Table 4 The Pb(II) analysis in different water samples using the novel sensor

Comparison study

In this study, newly synthesized sulfonyl hydrazone derivative molecule was used as an ionophore. The synthesis of ionophores in the laboratory is important for the preparation of sensors with low costs. The newly prepared lead(II)–selective sensor was compared with the other potentiometric sensors previously reported in the literature. When Table 5 is examined, it is clear that the proposed sensor has a wider working range, faster response time and a lower detection limit compared to the some of its counterparts. It also works in a wider pH range than the previous sensors shown in Table 5.

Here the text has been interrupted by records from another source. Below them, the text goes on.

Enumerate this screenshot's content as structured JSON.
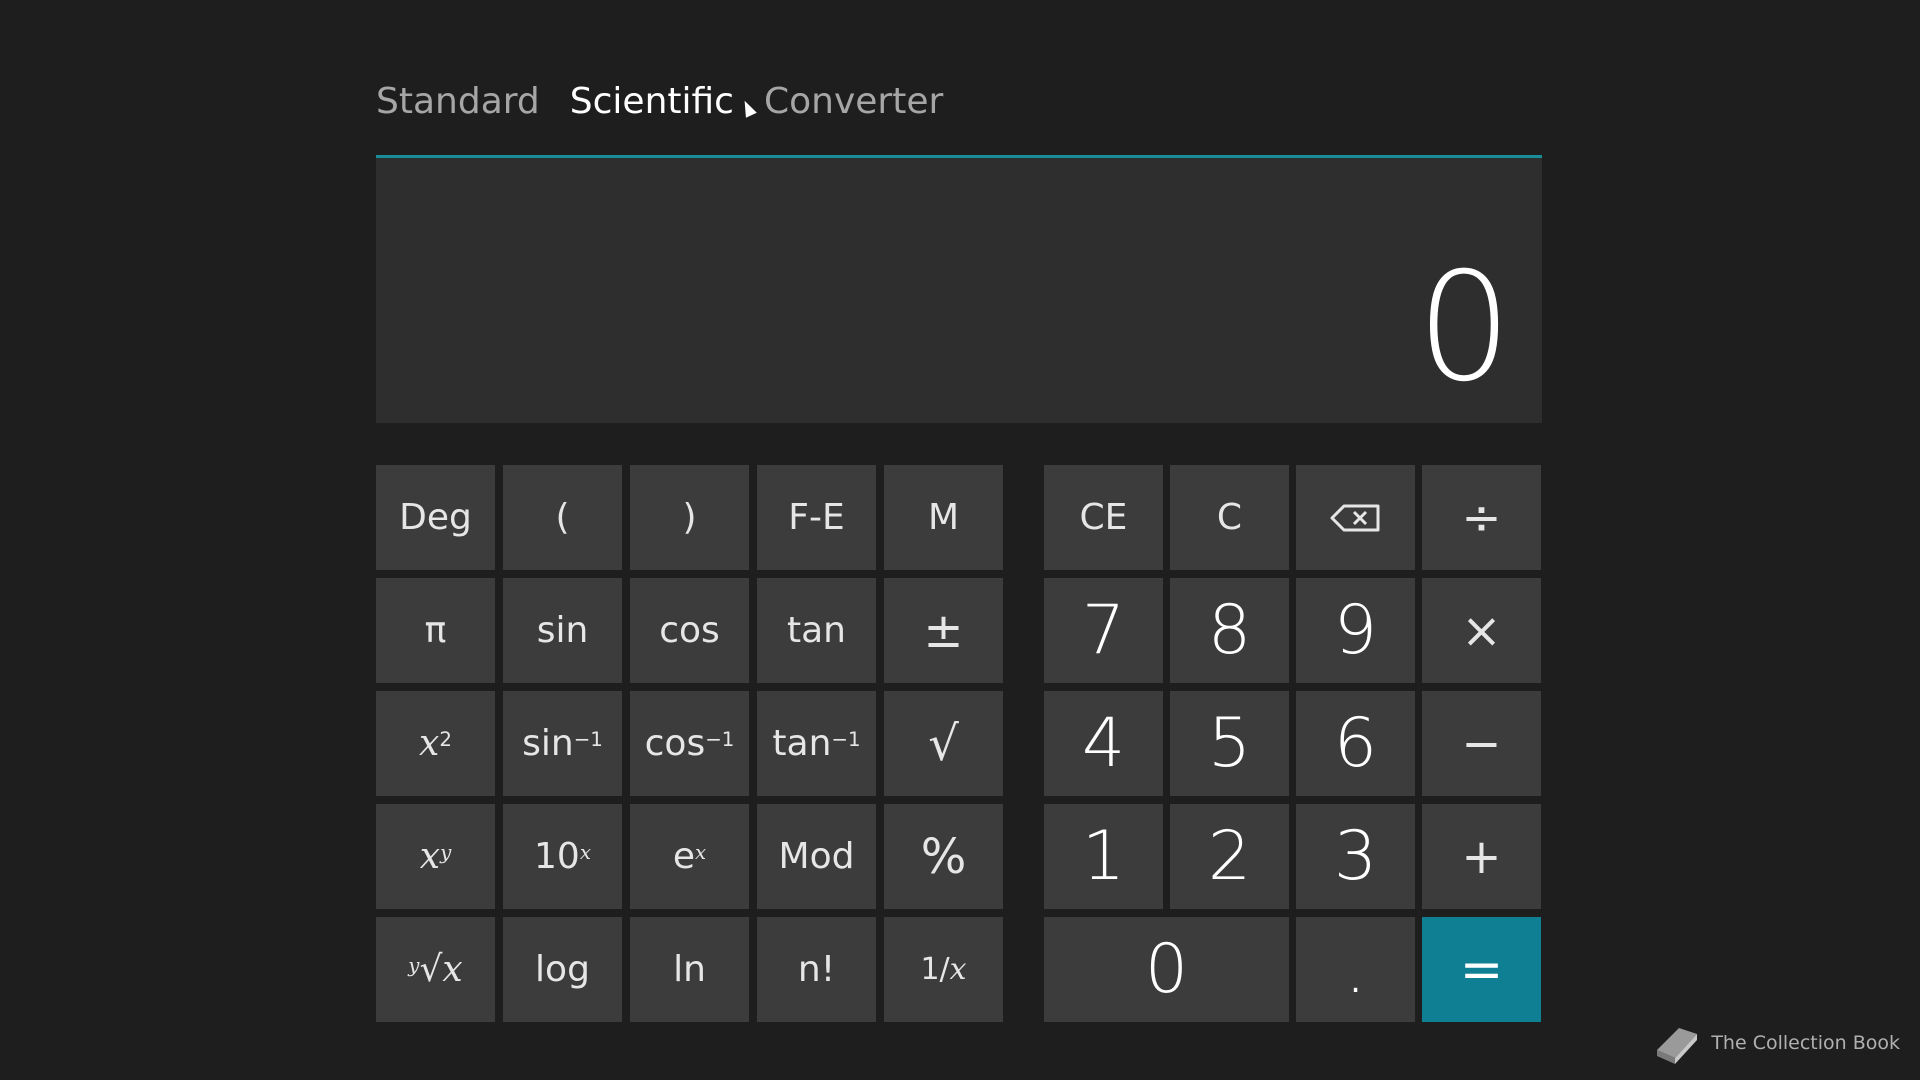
{
  "tabs": [
    {
      "label": "Standard",
      "active": false
    },
    {
      "label": "Scientific",
      "active": true
    },
    {
      "label": "Converter",
      "active": false
    }
  ],
  "display": {
    "value": "0"
  },
  "keys_left": {
    "deg": "Deg",
    "lparen": "(",
    "rparen": ")",
    "fe": "F-E",
    "m": "M",
    "pi": "π",
    "sin": "sin",
    "cos": "cos",
    "tan": "tan",
    "plusminus": "±",
    "x2_base": "x",
    "x2_exp": "2",
    "asin_base": "sin",
    "asin_exp": "−1",
    "acos_base": "cos",
    "acos_exp": "−1",
    "atan_base": "tan",
    "atan_exp": "−1",
    "sqrt": "√",
    "xy_base": "x",
    "xy_exp": "y",
    "tenx_base": "10",
    "tenx_exp": "x",
    "ex_base": "e",
    "ex_exp": "x",
    "mod": "Mod",
    "percent": "%",
    "root_index": "y",
    "root_sign": "√",
    "root_var": "x",
    "log": "log",
    "ln": "ln",
    "fact": "n!",
    "recip_num": "1/",
    "recip_var": "x"
  },
  "keys_right": {
    "ce": "CE",
    "c": "C",
    "backspace_icon": "backspace-icon",
    "divide": "÷",
    "n7": "7",
    "n8": "8",
    "n9": "9",
    "multiply": "×",
    "n4": "4",
    "n5": "5",
    "n6": "6",
    "minus": "−",
    "n1": "1",
    "n2": "2",
    "n3": "3",
    "plus": "+",
    "n0": "0",
    "dot": ".",
    "equals": "="
  },
  "colors": {
    "accent": "#0f7f93",
    "background": "#1e1e1e",
    "key": "#3c3c3c",
    "display": "#2e2e2e"
  },
  "watermark": {
    "text": "The Collection Book",
    "icon": "book-icon"
  }
}
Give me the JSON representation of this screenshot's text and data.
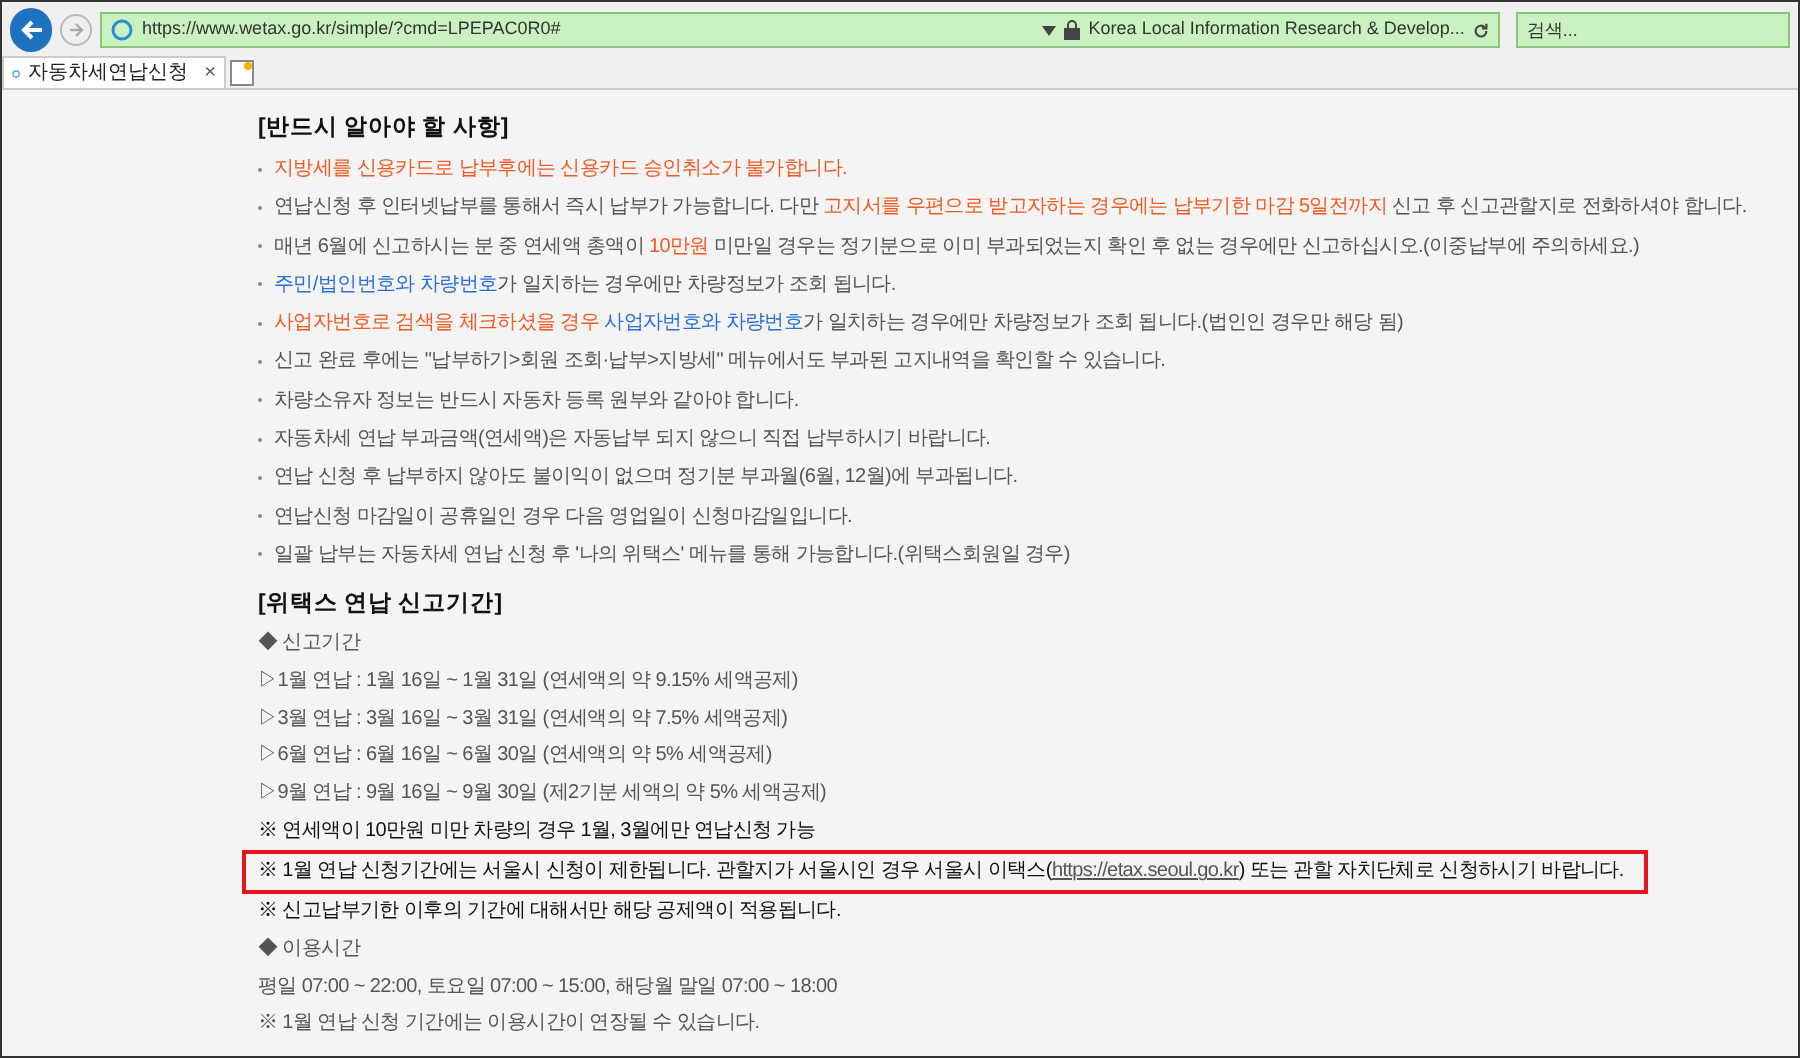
{
  "browser": {
    "address": "https://www.wetax.go.kr/simple/?cmd=LPEPAC0R0#",
    "site_identity": "Korea Local Information Research & Develop...",
    "search_placeholder": "검색...",
    "tab_title": "자동차세연납신청",
    "tab_close": "×"
  },
  "notice": {
    "title": "[반드시 알아야 할 사항]",
    "items": [
      {
        "segments": [
          {
            "kind": "orange",
            "text": "지방세를 신용카드로 납부후에는 신용카드 승인취소가 불가합니다."
          }
        ]
      },
      {
        "segments": [
          {
            "kind": "normal",
            "text": "연납신청 후 인터넷납부를 통해서 즉시 납부가 가능합니다. 다만 "
          },
          {
            "kind": "orange",
            "text": "고지서를 우편으로 받고자하는 경우에는 납부기한 마감 5일전까지"
          },
          {
            "kind": "normal",
            "text": " 신고 후 신고관할지로 전화하셔야 합니다."
          }
        ]
      },
      {
        "segments": [
          {
            "kind": "normal",
            "text": "매년 6월에 신고하시는 분 중 연세액 총액이 "
          },
          {
            "kind": "orange",
            "text": "10만원"
          },
          {
            "kind": "normal",
            "text": " 미만일 경우는 정기분으로 이미 부과되었는지 확인 후 없는 경우에만 신고하십시오.(이중납부에 주의하세요.)"
          }
        ]
      },
      {
        "segments": [
          {
            "kind": "blue",
            "text": "주민/법인번호와 차량번호"
          },
          {
            "kind": "normal",
            "text": "가 일치하는 경우에만 차량정보가 조회 됩니다."
          }
        ]
      },
      {
        "segments": [
          {
            "kind": "orange",
            "text": "사업자번호로 검색을 체크하셨을 경우 "
          },
          {
            "kind": "blue",
            "text": "사업자번호와 차량번호"
          },
          {
            "kind": "normal",
            "text": "가 일치하는 경우에만 차량정보가 조회 됩니다.(법인인 경우만 해당 됨)"
          }
        ]
      },
      {
        "segments": [
          {
            "kind": "normal",
            "text": "신고 완료 후에는 \"납부하기>회원 조회·납부>지방세\" 메뉴에서도 부과된 고지내역을 확인할 수 있습니다."
          }
        ]
      },
      {
        "segments": [
          {
            "kind": "normal",
            "text": "차량소유자 정보는 반드시 자동차 등록 원부와 같아야 합니다."
          }
        ]
      },
      {
        "segments": [
          {
            "kind": "normal",
            "text": "자동차세 연납 부과금액(연세액)은 자동납부 되지 않으니 직접 납부하시기 바랍니다."
          }
        ]
      },
      {
        "segments": [
          {
            "kind": "normal",
            "text": "연납 신청 후 납부하지 않아도 불이익이 없으며 정기분 부과월(6월, 12월)에 부과됩니다."
          }
        ]
      },
      {
        "segments": [
          {
            "kind": "normal",
            "text": "연납신청 마감일이 공휴일인 경우 다음 영업일이 신청마감일입니다."
          }
        ]
      },
      {
        "segments": [
          {
            "kind": "normal",
            "text": "일괄 납부는 자동차세 연납 신청 후 '나의 위택스' 메뉴를 통해 가능합니다.(위택스회원일 경우)"
          }
        ]
      }
    ]
  },
  "period": {
    "title": "[위택스 연납 신고기간]",
    "lines": [
      {
        "kind": "subhead",
        "text": "◆ 신고기간"
      },
      {
        "kind": "plain",
        "text": "▷1월 연납 : 1월 16일 ~ 1월 31일 (연세액의 약 9.15% 세액공제)"
      },
      {
        "kind": "plain",
        "text": "▷3월 연납 : 3월 16일 ~ 3월 31일 (연세액의 약 7.5% 세액공제)"
      },
      {
        "kind": "plain",
        "text": "▷6월 연납 : 6월 16일 ~ 6월 30일 (연세액의 약 5% 세액공제)"
      },
      {
        "kind": "plain",
        "text": "▷9월 연납 : 9월 16일 ~ 9월 30일 (제2기분 세액의 약 5% 세액공제)"
      },
      {
        "kind": "note",
        "text": "※ 연세액이 10만원 미만 차량의 경우 1월, 3월에만 연납신청 가능"
      },
      {
        "kind": "highlight",
        "before": "※ 1월 연납 신청기간에는 서울시 신청이 제한됩니다. 관할지가 서울시인 경우 서울시 이택스(",
        "link": "https://etax.seoul.go.kr",
        "after": ") 또는 관할 자치단체로 신청하시기 바랍니다."
      },
      {
        "kind": "note",
        "text": "※ 신고납부기한 이후의 기간에 대해서만 해당 공제액이 적용됩니다."
      },
      {
        "kind": "subhead",
        "text": "◆ 이용시간"
      },
      {
        "kind": "plain",
        "text": "평일 07:00 ~ 22:00, 토요일 07:00 ~ 15:00, 해당월 말일 07:00 ~ 18:00"
      },
      {
        "kind": "plain",
        "text": "※ 1월 연납 신청 기간에는 이용시간이 연장될 수 있습니다."
      }
    ]
  }
}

Table 5 The comparison of the novel lead(II)–selective sensor with other potentiometric ISEs previously reported in literature

Conclusion

In the present study, we synthesized a new sulfonyl hydrazone derivative molecule and characterized it using several spectroscopic methods (1H–, 13C NMR, FT–IR and Q-TOF). We then developed novel potentiometric sensors using this new molecule, and subsequently investigated their potentiometric performance properties. Based on the data obtained in our experiments, we found that the prepared sensors are selective to Pb2+ ions and have low detection limit of 2.89 × 10–6 M, and a Nernstian response over a wide concentration range of 1.0 × 10–5–1.0 × 10–1 M. Moreover, the prepared sensors were reproducible, highly selective and could work in a wide pH range without being affected by the changes in pH. We showed that these potentiometric sensors can detect lead ions with very high recoveries when applied to real samples. Furthermore, since we synthesized the ionophore in our laboratory, sensors developed using this new molecule were comparatively less costly, enabling their uses in resource-limited areas. Considering serious health risks due to lead exposure, wider use of low-cost lead monitoring methods may help lower the risks associated with lead in low income and vulnerable populations where lead exposure is possibly the highest.